What Is Legalism?

There are people throughout history who have always had a desire to be free from the laws of a higher authority. They want to be free to do whatever they want to do. Those who are promoting self-indulgence and freedom from restrictions are guilty of destroying the moral fabric of the United States and other nations. Faithful Christians who are attempting to follow what the Bible teaches are called "legalistic." Are they really? What is legalism exactly?

This term is not found in the Bible, yet the concept is there. Is "legalism" to be equated with too much concern for obedience? Absolutely not.

Legalism is not keeping God's commandments. If legalism is keeping God's commandments, then Jesus was the perfect legalist because He always kept the Father's commandments (John 6:36; 8:29). Practicing righteousness according to Psalm 119:172 means to keep the Lord's commandments (1 John 3:7).

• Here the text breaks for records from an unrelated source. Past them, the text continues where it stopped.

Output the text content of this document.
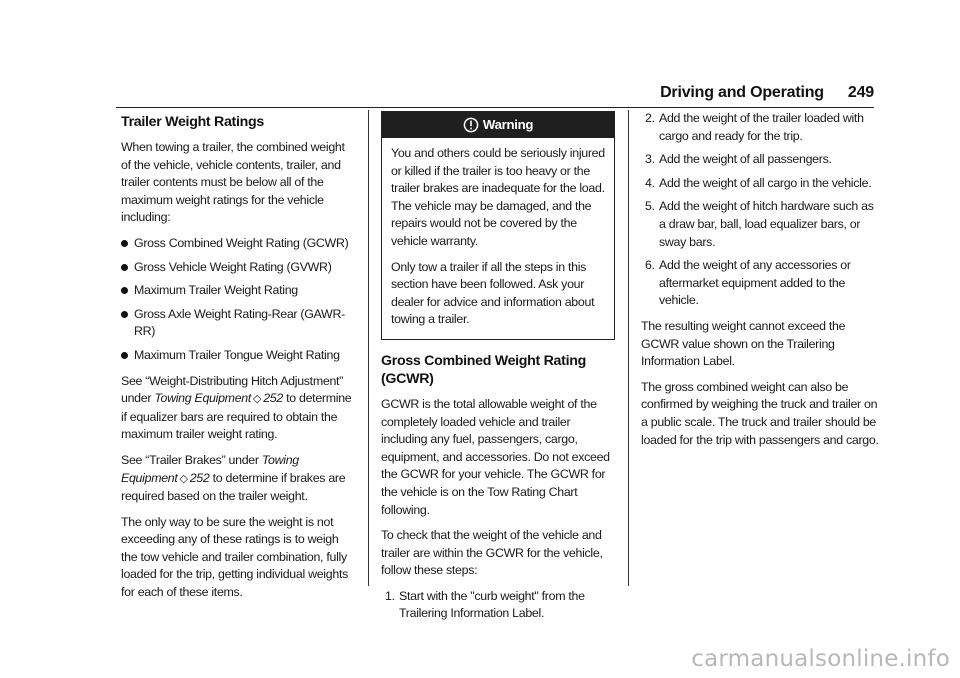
Driving and Operating 249
Trailer Weight Ratings

When towing a trailer, the combined weight of the vehicle, vehicle contents, trailer, and trailer contents must be below all of the maximum weight ratings for the vehicle including:

Gross Combined Weight Rating (GCWR)
Gross Vehicle Weight Rating (GVWR)
Maximum Trailer Weight Rating
Gross Axle Weight Rating-Rear (GAWR-RR)
Maximum Trailer Tongue Weight Rating

See “Weight-Distributing Hitch Adjustment” under Towing Equipment ◇ 252 to determine if equalizer bars are required to obtain the maximum trailer weight rating.

See “Trailer Brakes” under Towing Equipment ◇ 252 to determine if brakes are required based on the trailer weight.

The only way to be sure the weight is not exceeding any of these ratings is to weigh the tow vehicle and trailer combination, fully loaded for the trip, getting individual weights for each of these items.

Warning

You and others could be seriously injured or killed if the trailer is too heavy or the trailer brakes are inadequate for the load. The vehicle may be damaged, and the repairs would not be covered by the vehicle warranty.

Only tow a trailer if all the steps in this section have been followed. Ask your dealer for advice and information about towing a trailer.

Gross Combined Weight Rating (GCWR)

GCWR is the total allowable weight of the completely loaded vehicle and trailer including any fuel, passengers, cargo, equipment, and accessories. Do not exceed the GCWR for your vehicle. The GCWR for the vehicle is on the Tow Rating Chart following.

To check that the weight of the vehicle and trailer are within the GCWR for the vehicle, follow these steps:

1. Start with the "curb weight" from the Trailering Information Label.
2. Add the weight of the trailer loaded with cargo and ready for the trip.
3. Add the weight of all passengers.
4. Add the weight of all cargo in the vehicle.
5. Add the weight of hitch hardware such as a draw bar, ball, load equalizer bars, or sway bars.
6. Add the weight of any accessories or aftermarket equipment added to the vehicle.

The resulting weight cannot exceed the GCWR value shown on the Trailering Information Label.

The gross combined weight can also be confirmed by weighing the truck and trailer on a public scale. The truck and trailer should be loaded for the trip with passengers and cargo.

carmanualsonline.info
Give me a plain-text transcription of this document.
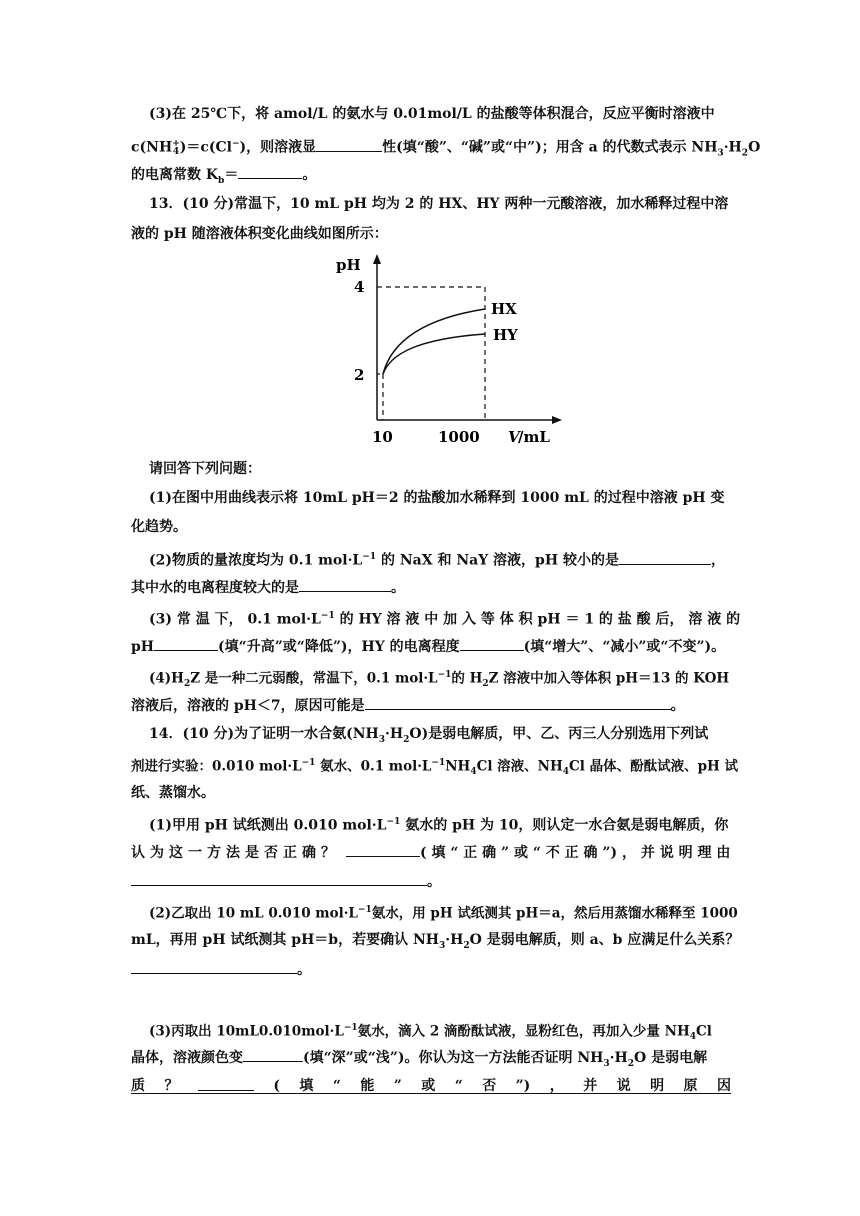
(3)在 25℃下，将 amol/L 的氨水与 0.01mol/L 的盐酸等体积混合，反应平衡时溶液中
c(NH +
4 )＝c(Cl−)，则溶液显	性(填“酸”、“碱”或“中”)；用含 a 的代数式表示 $NH_3\cdot H_2O$
的电离常数 $K_b=$	。
13．(10 分)常温下，10 mL pH 均为 2 的 HX、HY 两种一元酸溶液，加水稀释过程中溶
液的 pH 随溶液体积变化曲线如图所示：
pH
4
2
10	1000 V
/mL
HX
HY
请回答下列问题：
(1)在图中用曲线表示将 10mL pH＝2 的盐酸加水稀释到 1000 mL 的过程中溶液 pH 变
化趋势。
(2)物质的量浓度均为 0.1 $mol\cdot L^{-1}$ 的 NaX 和 NaY 溶液，pH 较小的是	，
其中水的电离程度较大的是	。
(3) 常 温 下， 0.1 $mol\cdot L^{-1}$ 的 HY 溶 液 中 加 入 等 体 积 pH ＝ 1 的 盐 酸 后， 溶 液 的
pH	(填“升高”或“降低”)，HY 的电离程度	(填“增大”、“减小”或“不变”)。
$(4)H_2Z$ 是一种二元弱酸，常温下，0.1 $mol\cdot L^{-1}$的 $H_2Z$ 溶液中加入等体积 pH＝13 的 KOH
溶液后，溶液的 pH＜7，原因可能是	。
14．(10 分)为了证明一水合氨$(NH_3\cdot H_2O)$是弱电解质，甲、乙、丙三人分别选用下列试
剂进行实验：0.010 $mol\cdot L^{-1}$ 氨水、0.1 $mol\cdot L^{-1}NH_4Cl$ 溶液、$NH_4Cl$ 晶体、酚酞试液、pH 试
纸、蒸馏水。
(1)甲用 pH 试纸测出 0.010 $mol\cdot L^{-1}$ 氨水的 pH 为 10，则认定一水合氨是弱电解质，你
认为这一方法是否正确？	( 填 “ 正 确 ” 或 “ 不 正 确 ”) ， 并 说 明 理 由
。
(2)乙取出 10 mL 0.010 $mol\cdot L^{-1}$氨水，用 pH 试纸测其 pH＝a，然后用蒸馏水稀释至 1000
mL，再用 pH 试纸测其 pH＝b，若要确认 $NH_3\cdot H_2O$ 是弱电解质，则 a、b 应满足什么关系？
。
(3)丙取出 $10mL0.010mol\cdot L^{-1}$氨水，滴入 2 滴酚酞试液，显粉红色，再加入少量 $NH_4Cl$
晶体，溶液颜色变	(填“深”或“浅”)。你认为这一方法能否证明 $NH_3\cdot H_2O$ 是弱电解
质 ？	( 填 “ 能 ” 或 “ 否 ”) ， 并 说 明 原 因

Legalism is not teaching others that they must keep God's commandments. If legalism was that, then the apostles and prophets were guilty of being legalists because they commanded others to keep God's commandments (1 Corinthians 14:34; in fact, anyone who preaches God's word would be considered legalistic under this false definition, 2 Timothy 4:2).

Legalism, according to the Scriptures, is a system of arrogant binding in which one depends on his/her ability to keep the law rather than depending upon God. Legalism is not merely law-keeping, but pride and arrogance in one's accomplishments either under the established law (depending on the law that he is under, which is now the law of Christ - Galatians 6:2) or the law(s) he/she has created. It is a prideful and haughty attitude. This type of mindset leads people to think they deserve eternal life. They think they deserve praise from God. Some of the Pharisees were legalists and felt that God owed them special praise.

In Luke 18:9-14, Jesus gave the parable of the Pharisee and the tax collector. Ask yourself these questions and keep in mind that the Pharisee and the tax collector were living under the old covenant, not the new covenant:

"Is there anything wrong with giving tithes?" No.

"Is there anything wrong with fasting?" No.

"Is it wrong to teach to others that they should tithe or fast?" No.

What then was the problem? The problem was man's haughty and prideful attitude. He proudly imagined that God owed him salvation because of his dependence upon his own accomplishments.

In the Bible, we are instructed by Jesus to keep every single commandment that God gave, but we are also instructed to keep a humble attitude and remember that we are undeserving of God's grace (Luke 17:7-10). Furthermore, we are commanded not to bind laws where God has not bound (Matthew 23:4; Revelation 22:18).